Posthuman hermeneutics rejects the binary of human intentionality versus machine automation, instead framing creativity as a dialogic entanglement. In this space, hallucinations act as hermeneutic knots—points where human and machine agencies tangle, requiring mutual interpretation. For example, Refik Anadol's Machine Hallucinations series uses GANs to reinterpret urban datasets into abstract visual narratives. The AI's “misreadings” of architectural data, rendering skyscrapers as fluid, dreamlike forms, are not errors but interpretive acts that challenge human perceptual norms.
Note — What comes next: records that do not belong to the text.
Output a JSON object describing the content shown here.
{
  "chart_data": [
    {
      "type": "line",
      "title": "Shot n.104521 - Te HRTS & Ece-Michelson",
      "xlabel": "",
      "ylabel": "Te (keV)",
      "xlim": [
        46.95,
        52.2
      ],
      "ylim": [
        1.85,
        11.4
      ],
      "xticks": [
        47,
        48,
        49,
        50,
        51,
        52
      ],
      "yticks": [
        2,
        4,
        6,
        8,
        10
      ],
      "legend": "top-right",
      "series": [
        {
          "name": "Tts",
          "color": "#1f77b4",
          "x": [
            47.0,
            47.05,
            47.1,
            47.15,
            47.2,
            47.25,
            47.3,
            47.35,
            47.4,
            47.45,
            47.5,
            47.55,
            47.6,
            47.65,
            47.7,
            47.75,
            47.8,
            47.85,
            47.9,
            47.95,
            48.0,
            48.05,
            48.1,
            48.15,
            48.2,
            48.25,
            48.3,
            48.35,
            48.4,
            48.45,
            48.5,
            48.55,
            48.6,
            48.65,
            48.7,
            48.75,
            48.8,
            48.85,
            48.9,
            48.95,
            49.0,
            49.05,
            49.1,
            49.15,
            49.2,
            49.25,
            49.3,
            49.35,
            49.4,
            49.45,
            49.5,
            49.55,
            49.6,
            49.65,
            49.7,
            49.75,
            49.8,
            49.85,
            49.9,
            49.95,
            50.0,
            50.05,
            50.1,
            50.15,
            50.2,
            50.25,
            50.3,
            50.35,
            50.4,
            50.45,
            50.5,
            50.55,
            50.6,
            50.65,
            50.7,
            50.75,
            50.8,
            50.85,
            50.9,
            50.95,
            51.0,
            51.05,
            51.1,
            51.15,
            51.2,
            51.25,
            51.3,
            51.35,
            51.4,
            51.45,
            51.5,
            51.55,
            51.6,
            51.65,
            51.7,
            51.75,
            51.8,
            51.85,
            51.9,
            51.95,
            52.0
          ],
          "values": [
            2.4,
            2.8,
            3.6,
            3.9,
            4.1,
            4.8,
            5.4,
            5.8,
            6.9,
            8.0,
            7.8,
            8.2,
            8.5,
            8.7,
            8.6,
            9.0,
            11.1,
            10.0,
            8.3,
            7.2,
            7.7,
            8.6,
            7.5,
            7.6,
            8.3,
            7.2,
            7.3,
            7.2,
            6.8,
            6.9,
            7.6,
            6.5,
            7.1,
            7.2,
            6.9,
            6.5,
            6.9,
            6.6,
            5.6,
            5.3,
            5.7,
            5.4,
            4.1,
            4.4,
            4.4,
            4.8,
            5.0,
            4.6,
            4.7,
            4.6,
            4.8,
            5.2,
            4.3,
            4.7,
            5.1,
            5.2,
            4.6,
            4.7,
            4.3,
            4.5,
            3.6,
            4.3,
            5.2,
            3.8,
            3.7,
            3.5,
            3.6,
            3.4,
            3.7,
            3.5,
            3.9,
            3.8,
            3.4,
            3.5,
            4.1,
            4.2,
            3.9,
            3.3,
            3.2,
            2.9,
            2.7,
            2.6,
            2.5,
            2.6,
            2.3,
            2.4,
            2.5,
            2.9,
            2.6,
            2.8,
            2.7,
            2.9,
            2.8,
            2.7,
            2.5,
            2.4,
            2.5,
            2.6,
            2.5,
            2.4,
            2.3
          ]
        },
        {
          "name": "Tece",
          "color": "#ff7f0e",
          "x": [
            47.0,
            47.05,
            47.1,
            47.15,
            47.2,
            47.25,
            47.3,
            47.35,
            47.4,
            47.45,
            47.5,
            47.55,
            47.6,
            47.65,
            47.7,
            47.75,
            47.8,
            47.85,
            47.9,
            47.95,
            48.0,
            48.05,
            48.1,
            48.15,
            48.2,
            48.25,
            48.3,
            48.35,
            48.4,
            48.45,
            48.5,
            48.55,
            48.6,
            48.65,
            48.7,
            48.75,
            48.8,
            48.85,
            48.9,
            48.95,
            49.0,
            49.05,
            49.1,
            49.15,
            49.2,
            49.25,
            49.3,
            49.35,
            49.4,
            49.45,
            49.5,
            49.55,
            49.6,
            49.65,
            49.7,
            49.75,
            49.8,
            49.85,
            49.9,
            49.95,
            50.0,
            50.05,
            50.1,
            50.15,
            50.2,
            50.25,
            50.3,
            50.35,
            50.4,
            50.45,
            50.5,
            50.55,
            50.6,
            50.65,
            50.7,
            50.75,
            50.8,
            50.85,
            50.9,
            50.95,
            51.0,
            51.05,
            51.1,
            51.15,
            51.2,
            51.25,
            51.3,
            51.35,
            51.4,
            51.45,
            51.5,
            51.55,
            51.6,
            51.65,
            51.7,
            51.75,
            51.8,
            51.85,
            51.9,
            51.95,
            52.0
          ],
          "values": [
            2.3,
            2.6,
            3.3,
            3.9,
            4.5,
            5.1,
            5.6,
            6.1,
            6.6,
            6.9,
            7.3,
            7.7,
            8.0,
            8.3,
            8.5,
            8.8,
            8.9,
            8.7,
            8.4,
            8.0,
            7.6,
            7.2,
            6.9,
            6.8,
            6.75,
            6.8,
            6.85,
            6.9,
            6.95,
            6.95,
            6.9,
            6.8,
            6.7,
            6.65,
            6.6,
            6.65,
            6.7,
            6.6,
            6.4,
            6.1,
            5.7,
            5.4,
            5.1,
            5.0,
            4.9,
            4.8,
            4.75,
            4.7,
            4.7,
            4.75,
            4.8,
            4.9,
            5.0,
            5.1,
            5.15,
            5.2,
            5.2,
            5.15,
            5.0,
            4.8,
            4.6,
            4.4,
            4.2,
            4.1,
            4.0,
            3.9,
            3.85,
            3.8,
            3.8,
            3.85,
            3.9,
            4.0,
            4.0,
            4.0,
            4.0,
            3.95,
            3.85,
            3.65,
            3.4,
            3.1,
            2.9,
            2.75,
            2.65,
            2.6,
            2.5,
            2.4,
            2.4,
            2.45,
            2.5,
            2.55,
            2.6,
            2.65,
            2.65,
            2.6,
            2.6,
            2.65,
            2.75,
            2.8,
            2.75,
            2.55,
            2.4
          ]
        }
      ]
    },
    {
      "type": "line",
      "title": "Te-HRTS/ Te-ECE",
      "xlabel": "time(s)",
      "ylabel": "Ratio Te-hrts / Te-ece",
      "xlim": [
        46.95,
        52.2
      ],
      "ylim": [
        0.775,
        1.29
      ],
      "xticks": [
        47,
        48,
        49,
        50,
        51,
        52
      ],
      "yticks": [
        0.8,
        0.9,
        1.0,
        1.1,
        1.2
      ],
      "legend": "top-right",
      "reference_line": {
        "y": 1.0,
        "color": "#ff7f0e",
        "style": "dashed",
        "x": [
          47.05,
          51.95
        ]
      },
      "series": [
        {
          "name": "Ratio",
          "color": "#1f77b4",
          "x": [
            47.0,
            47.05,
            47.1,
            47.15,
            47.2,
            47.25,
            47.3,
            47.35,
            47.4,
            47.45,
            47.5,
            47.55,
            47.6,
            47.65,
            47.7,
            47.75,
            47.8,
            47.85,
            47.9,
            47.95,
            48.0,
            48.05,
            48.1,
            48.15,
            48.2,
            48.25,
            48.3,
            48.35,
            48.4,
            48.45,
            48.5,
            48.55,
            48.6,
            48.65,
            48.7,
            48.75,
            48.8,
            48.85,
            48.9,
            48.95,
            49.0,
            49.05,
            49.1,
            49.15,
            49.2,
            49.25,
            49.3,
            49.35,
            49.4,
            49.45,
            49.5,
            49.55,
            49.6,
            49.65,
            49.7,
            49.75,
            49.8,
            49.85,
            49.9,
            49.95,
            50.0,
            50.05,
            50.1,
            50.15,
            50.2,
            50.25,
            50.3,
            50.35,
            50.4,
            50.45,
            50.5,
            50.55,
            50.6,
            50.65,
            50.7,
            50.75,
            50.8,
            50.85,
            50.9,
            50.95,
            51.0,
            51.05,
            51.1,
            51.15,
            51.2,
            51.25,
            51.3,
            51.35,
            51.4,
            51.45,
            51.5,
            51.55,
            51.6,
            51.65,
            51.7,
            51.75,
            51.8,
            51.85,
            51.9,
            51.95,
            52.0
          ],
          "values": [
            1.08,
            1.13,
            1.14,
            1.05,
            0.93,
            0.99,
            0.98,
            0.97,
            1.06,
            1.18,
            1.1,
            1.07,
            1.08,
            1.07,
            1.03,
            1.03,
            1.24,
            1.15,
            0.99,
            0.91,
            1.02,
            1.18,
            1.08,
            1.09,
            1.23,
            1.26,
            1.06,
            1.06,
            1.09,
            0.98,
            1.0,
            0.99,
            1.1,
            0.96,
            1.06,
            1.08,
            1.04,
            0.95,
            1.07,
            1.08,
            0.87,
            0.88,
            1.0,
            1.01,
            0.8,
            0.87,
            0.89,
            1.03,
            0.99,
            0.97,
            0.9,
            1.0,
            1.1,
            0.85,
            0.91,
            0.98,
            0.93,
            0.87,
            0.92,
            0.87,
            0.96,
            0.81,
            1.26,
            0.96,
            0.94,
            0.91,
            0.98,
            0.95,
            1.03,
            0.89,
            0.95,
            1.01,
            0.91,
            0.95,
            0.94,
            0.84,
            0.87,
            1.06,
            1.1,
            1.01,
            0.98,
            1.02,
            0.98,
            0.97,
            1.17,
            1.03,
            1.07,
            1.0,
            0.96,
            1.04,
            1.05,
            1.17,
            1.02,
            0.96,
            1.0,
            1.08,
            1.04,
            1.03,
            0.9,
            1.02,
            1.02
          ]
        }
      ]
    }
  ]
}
Here, the artist does not command the machine but collaborates with its alien logic, embodying what Braidotti (2019) terms nomadic subjectivity: a creativity unmoored from human exceptionalism.
Moreover, to stay with the trouble of AI hallucinations is to embrace their ambiguity and the right to opacity while confronting their ethical stakes. Hallucinations often amplify the specters of data colonialism, replicating hegemonic narratives embedded in training corpora. For instance, LLM's poetic outputs might inadvertently echo colonial metaphors of untamed wilderness, reflecting the Eurocentric biases of its training data. Yet, this tension is generative: it compels us to develop sympoietic ethics, where human curators, underrepresented and marginalized communities, and algorithmic systems collectively audit and reorient outputs. The future of AI-augmented creativity lies not in eradicating hallucinations but in harnessing their hermeneutic potential. Hallucinations cease to be bugs or features. They are hermeneutic events, the moments where human and machine, logic and noise, certainty and ambiguity collide, urging us to reimagine creativity itself. By leaning into this turbulence, we forge a path toward art that is not merely human or algorithmic, but posthuman: a practice rooted in justice, curiosity, and the radical possibility of shared world-making.